Mittwoch, 10. Juli 2013

Der Epitaph für die toten Kinder vom Schölerberg

Am Anfang stand ein Foto.

Wir befinden uns in Berlin und es herrscht der zweite Weltkrieg. Ab dem 18. November 1943 kommt es erneut zu schweren Luftangriffen mit den Zentren Alexanderplatz und Berliner Zoo. Wolf Strache, der als Mitglied der NSDAP in seiner Funktion als Fotograf eigentlich die Bombenschäden dokumentieren soll, schießt am am 23. November ein Foto auf dem man eine Frau mit einer Gasmaske sieht, die einen Kinderwagen schiebt. 

Frau mit Gasmaske und Kinderwagen
Die Frau, die im Vordergrund des Bildes eilig mit einem Kinderwagen unterwegs ist, scheint auf der Flucht zu sein.
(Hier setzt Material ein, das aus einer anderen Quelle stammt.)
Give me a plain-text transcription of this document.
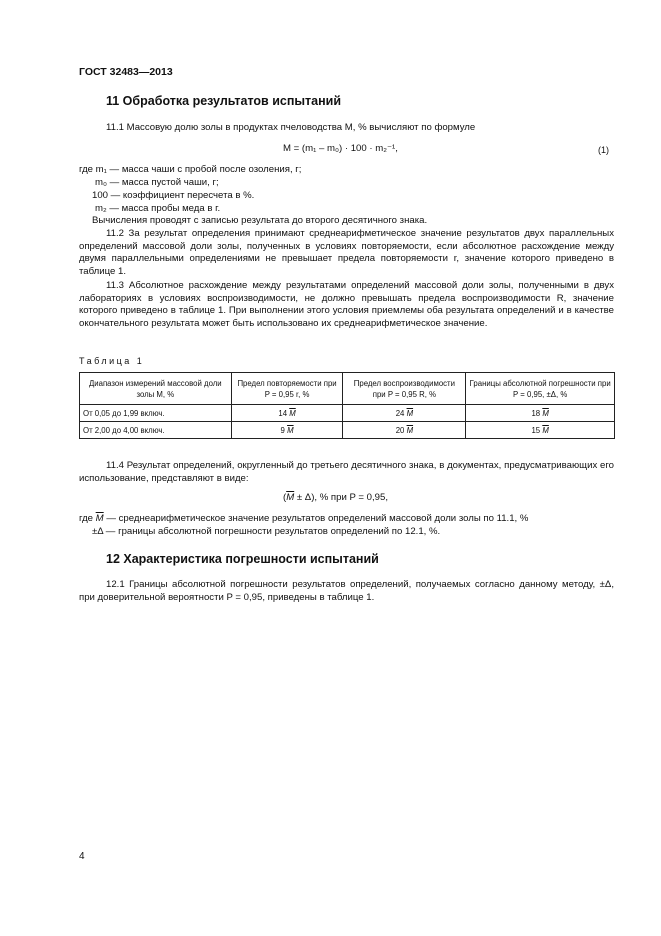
ГОСТ 32483—2013
11 Обработка результатов испытаний
11.1 Массовую долю золы в продуктах пчеловодства M, % вычисляют по формуле
M = (m₁ – m₀) · 100 · m₂⁻¹,	(1)
где m₁ — масса чаши с пробой после озоления, г;
m₀ — масса пустой чаши, г;
100 — коэффициент пересчета в %.
m₂ — масса пробы меда в г.
Вычисления проводят с записью результата до второго десятичного знака.
11.2 За результат определения принимают среднеарифметическое значение результатов двух параллельных определений массовой доли золы, полученных в условиях повторяемости, если абсолютное расхождение между двумя параллельными определениями не превышает предела повторяемости r, значение которого приведено в таблице 1.
11.3 Абсолютное расхождение между результатами определений массовой доли золы, полученными в двух лабораториях в условиях воспроизводимости, не должно превышать предела воспроизводимости R, значение которого приведено в таблице 1. При выполнении этого условия приемлемы оба результата определений и в качестве окончательного результата может быть использовано их среднеарифметическое значение.
Таблица 1
Диапазон измерений массовой доли золы M, %	Предел повторяемости при P = 0,95 r, %	Предел воспроизводимости при P = 0,95 R, %	Границы абсолютной погрешности при P = 0,95, ±Δ, %
От 0,05 до 1,99 включ.	14 $\overline{M}$	24 $\overline{M}$	18 $\overline{M}$
От 2,00 до 4,00 включ.	9 $\overline{M}$	20 $\overline{M}$	15 $\overline{M}$
11.4 Результат определений, округленный до третьего десятичного знака, в документах, предусматривающих его использование, представляют в виде:
$(\overline{M} \pm \Delta)$, % при P = 0,95,
где $\overline{M}$ — среднеарифметическое значение результатов определений массовой доли золы по 11.1, %
±Δ — границы абсолютной погрешности результатов определений по 12.1, %.
12 Характеристика погрешности испытаний
12.1 Границы абсолютной погрешности результатов определений, получаемых согласно данному методу, ±Δ, при доверительной вероятности P = 0,95, приведены в таблице 1.
4
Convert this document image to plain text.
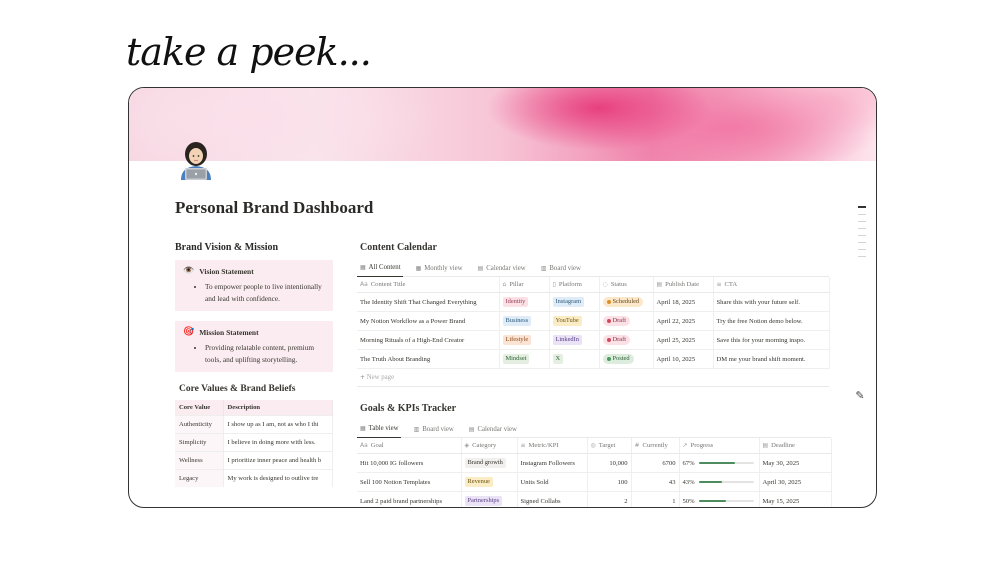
take a peek...
Personal Brand Dashboard
✎
Brand Vision & Mission
👁️ Vision Statement
• To empower people to live intentionally and lead with confidence.
🎯 Mission Statement
• Providing relatable content, premium tools, and uplifting storytelling.
Core Values & Brand Beliefs
Core Value	Description
Authenticity	I show up as I am, not as who I thi
Simplicity	I believe in doing more with less.
Wellness	I prioritize inner peace and health b
Legacy	My work is designed to outlive tre
Content Calendar
▦ All Content	▦ Monthly view	▤ Calendar view	▥ Board view
Aa Content Title	⌂ Pillar	▯ Platform	◌ Status	▤ Publish Date	≡ CTA
The Identity Shift That Changed Everything	Identity	Instagram	Scheduled	April 18, 2025	Share this with your future self.
My Notion Workflow as a Power Brand	Business	YouTube	Draft	April 22, 2025	Try the free Notion demo below.
Morning Rituals of a High-End Creator	Lifestyle	LinkedIn	Draft	April 25, 2025	Save this for your morning inspo.
The Truth About Branding	Mindset	X	Posted	April 10, 2025	DM me your brand shift moment.
+ New page
Goals & KPIs Tracker
▦ Table view	▥ Board view	▤ Calendar view
Aa Goal	◈ Category	≡ Metric/KPI	◎ Target	# Currently	↗ Progress	▤ Deadline
Hit 10,000 IG followers	Brand growth	Instagram Followers	10,000	6700	67%	May 30, 2025
Sell 100 Notion Templates	Revenue	Units Sold	100	43	43%	April 30, 2025
Land 2 paid brand partnerships	Partnerships	Signed Collabs	2	1	50%	May 15, 2025
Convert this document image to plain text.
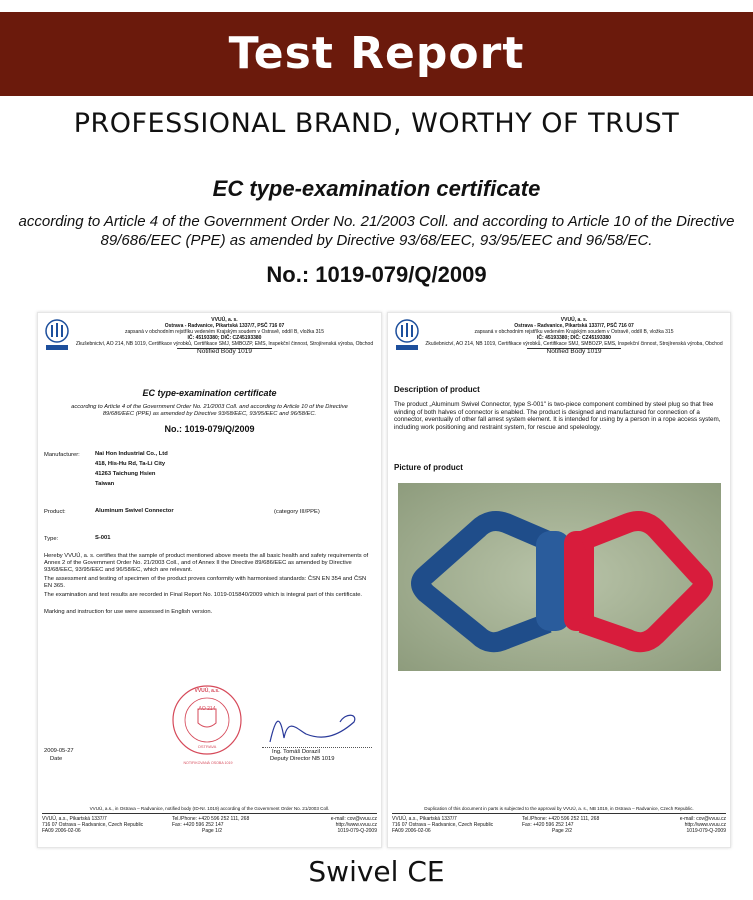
Test Report
PROFESSIONAL BRAND, WORTHY OF TRUST
EC type-examination certificate
according to Article 4 of the Government Order No. 21/2003 Coll. and according to Article 10 of the Directive
89/686/EEC (PPE) as amended by Directive 93/68/EEC, 93/95/EEC and 96/58/EC.
No.: 1019-079/Q/2009
VVUÚ, a. s.
Ostrava - Radvanice, Pikartská 1337/7, PSČ 716 07
zapsaná v obchodním rejstříku vedeném Krajským soudem v Ostravě, oddíl B, vložka 315
IČ: 45193380; DIČ: CZ45193380
Zkušebnictví, AO 214, NB 1019, Certifikace výrobků, Certifikace SMJ, SMBOZP, EMS, Inspekční činnost, Strojírenská výroba, Obchod
Notified Body 1019
EC type-examination certificate
according to Article 4 of the Government Order No. 21/2003 Coll. and according to Article 10 of the Directive
89/686/EEC (PPE) as amended by Directive 93/68/EEC, 93/95/EEC and 96/58/EC.
No.: 1019-079/Q/2009
Manufacturer:	Nai Hon Industrial Co., Ltd
418, His-Hu Rd, Ta-Li City
41263 Taichung Hsien
Taiwan
Product:	Aluminum Swivel Connector	(category III/PPE)
Type:	S-001
Hereby VVUÚ, a. s. certifies that the sample of product mentioned above meets the all basic health and safety requirements of Annex 2 of the Government Order No. 21/2003 Coll., and of Annex II the Directive 89/686/EEC as amended by Directive 93/68/EEC, 93/95/EEC and 96/58/EC, which are relevant.
The assessment and testing of specimen of the product proves conformity with harmonised standards: ČSN EN 354 and ČSN EN 365.
The examination and test results are recorded in Final Report No. 1019-015840/2009 which is integral part of this certificate.
Marking and instruction for use were assessed in English version.
VVUÚ, a.s.
AO 214
OSTRAVA
NOTIFIKOVANÁ OSOBA 1019
2009-05-27
Date
Ing. Tomáš Dorazil
Deputy Director NB 1019
VVUÚ, a.s., in Ostrava – Radvanice, notified body (ID-Nr. 1019) according of the Government Order No. 21/2003 Coll.
VVUÚ, a.s., Pikartská 1337/7
716 07 Ostrava – Radvanice, Czech Republic
FA09 2006-02-06
Tel./Phone: +420 596 252 111, 268
Fax: +420 596 252 147
Page 1/2
e-mail: cov@vvuu.cz
http://www.vvuu.cz
1019-079-Q-2009
VVUÚ, a. s.
Ostrava - Radvanice, Pikartská 1337/7, PSČ 716 07
zapsaná v obchodním rejstříku vedeném Krajským soudem v Ostravě, oddíl B, vložka 315
IČ: 45193380; DIČ: CZ45193380
Zkušebnictví, AO 214, NB 1019, Certifikace výrobků, Certifikace SMJ, SMBOZP, EMS, Inspekční činnost, Strojírenská výroba, Obchod
Notified Body 1019
Description of product
The product „Aluminum Swivel Connector, type S-001" is two-piece component combined by steel plug so that free winding of both halves of connector is enabled. The product is designed and manufactured for connection of a connector, eventually of other fall arrest system element. It is intended for using by a person in a rope access system, including work positioning and restraint system, for rescue and speleology.
Picture of product
Duplication of this document in parts is subjected to the approval by VVUÚ, a. s., NB 1019, in Ostrava – Radvanice, Czech Republic.
VVUÚ, a.s., Pikartská 1337/7
716 07 Ostrava – Radvanice, Czech Republic
FA09 2006-02-06
Tel./Phone: +420 596 252 111, 268
Fax: +420 596 252 147
Page 2/2
e-mail: cov@vvuu.cz
http://www.vvuu.cz
1019-079-Q-2009
Swivel CE
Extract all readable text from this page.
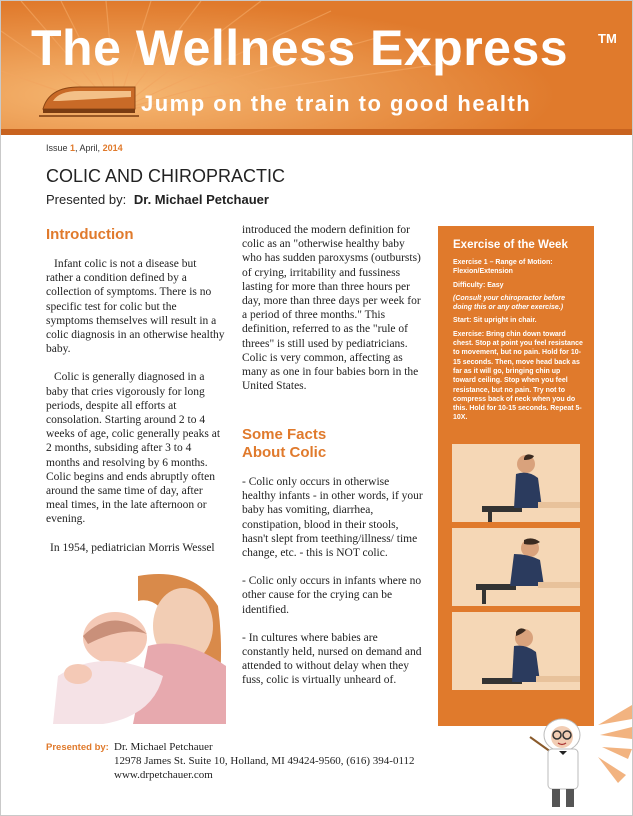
The Wellness Express TM
Jump on the train to good health
Issue 1, April, 2014
COLIC AND CHIROPRACTIC
Presented by: Dr. Michael Petchauer
Introduction

Infant colic is not a disease but rather a condition defined by a collection of symptoms. There is no specific test for colic but the symptoms themselves will result in a colic diagnosis in an otherwise healthy baby.

Colic is generally diagnosed in a baby that cries vigorously for long periods, despite all efforts at consolation. Starting around 2 to 4 weeks of age, colic generally peaks at 2 months, subsiding after 3 to 4 months and resolving by 6 months. Colic begins and ends abruptly often around the same time of day, after meal times, in the late afternoon or evening.

In 1954, pediatrician Morris Wessel

introduced the modern definition for colic as an "otherwise healthy baby who has sudden paroxysms (outbursts) of crying, irritability and fussiness lasting for more than three hours per day, more than three days per week for a period of three months." This definition, referred to as the "rule of threes" is still used by pediatricians. Colic is very common, affecting as many as one in four babies born in the United States.

Some Facts
About Colic

- Colic only occurs in otherwise healthy infants - in other words, if your baby has vomiting, diarrhea, constipation, blood in their stools, hasn't slept from teething/illness/ time change, etc. - this is NOT colic.

- Colic only occurs in infants where no other cause for the crying can be identified.

- In cultures where babies are constantly held, nursed on demand and attended to without delay when they fuss, colic is virtually unheard of.

Exercise of the Week

Exercise 1 – Range of Motion: Flexion/Extension

Difficulty: Easy

(Consult your chiropractor before doing this or any other exercise.)

Start: Sit upright in chair.

Exercise: Bring chin down toward chest. Stop at point you feel resistance to movement, but no pain. Hold for 10-15 seconds. Then, move head back as far as it will go, bringing chin up toward ceiling. Stop when you feel resistance, but no pain. Try not to compress back of neck when you do this. Hold for 10-15 seconds. Repeat 5-10X.

Presented by: Dr. Michael Petchauer
12978 James St. Suite 10, Holland, MI 49424-9560, (616) 394-0112
www.drpetchauer.com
Über den Inhalt des Kinderwagens kann man nur spekulieren – ein Kind? oder dient der Kinderwagen nur als Transporter für wichtiges Hab und Gut? Warum trägt sie eine Gasmaske - vielleicht aus Angst?
Im Hintergrund sieht man ein bedeutendes Filmtheater am Kürfürstendamm, den Gloria-Palast, in dem seit dem 5. November 1943 der Liebesfilm „Reise in die Vergangenheit“ aufgeführt wurde.
Dieses Foto sollte Wolf Strache berühmt machen und zu einem Schlüsselbild der Nachkriegszeit werden, denn das Foto ermöglicht eine Lesart, in der die Deutschen auch als Opfer und nicht nur als „die Bösen“ dargestellt werden.
Da die Fotos strenger Geheimhaltung unterlagen, konnte Strache erst nach 1945 Privatabzüge veröffentlichen.

…ein Ereignis…

Es ist der 21. November 1944, 12:08 Uhr. Über Osnabrück fallen Bomben. An diesem Mittag hatten sich auch Anwohner aus Nahne  in einen Bunker am Schölerberg zurückgezogen. Unter Ihnen auch 51 Kinder aus dem Kinderheim Schölerberg und der Volksschule Nahne. Die Jüngsten sind erst 1 Jahr alt. Der Bunker ist ganz auf die jungen Besucher zugeschnitten, beinhaltet unter anderem zahlreiche Kinderbetten. Kurz vor Beginn des Angriffs verlässt der Heimleiter mit zwei Frauen noch das schützende Gebäude, sie wollen etwas Vergessenes holen. Der Eingang des Stollens liegt unmittelbar an der Südseite des Kinderheims, ein zweiter in dessen Heizungskeller.
Der Stollen gilt als absolut bombensicher, die Decke besteht aus einer acht Meter dicken Muschelkalksteinschicht, nur im Bereich des Eingangs beträgt die Stärke lediglich vier Meter. Diese kleine Schwachstelle ist der Grund einer Katastrophe: Hier, direkt über dem Eingang, durchschlägt kurz nach Beginn des Angriffes eine Bombe, ein „Zufallstreffer“, die Decke und explodiert im Inneren hinter der schweren Eisentür, die zum Aufenthaltsbereich führt. Alle Insassen kommen durch die austretenden Kohlenoxydgase der explodierenden Sprengbombe ums Leben.
Unwissend dessen eilen noch der Heimleiter und die zwei Frauen, die zuvor den Stollen verlassen hatten, zum Kellereingang des Stollens um den Verschütteten zu helfen. Die beiden Frauen nähern sich dem Stolleneingang zu weit, atmen zu viel des Gases ein, auch sie kommen um. Nur der Heimleiter hat Glück, er liegt weit genug vom Eingang entfernt und die Rettungskräfte sind schnell genug da, um ihn an die frische Luft zu bringen. Als diese mit Sauerstoffmasken ausgerüstet endlich auch zu den Stolleninsassen vordringen können, bietet sich ihnen ein gruseliges Bild: Kaum einer der Insassen ist äußerlich verletzt oder auch nur von Staub bedeckt. Alle sitzen oder liegen nur wie Schlafende da.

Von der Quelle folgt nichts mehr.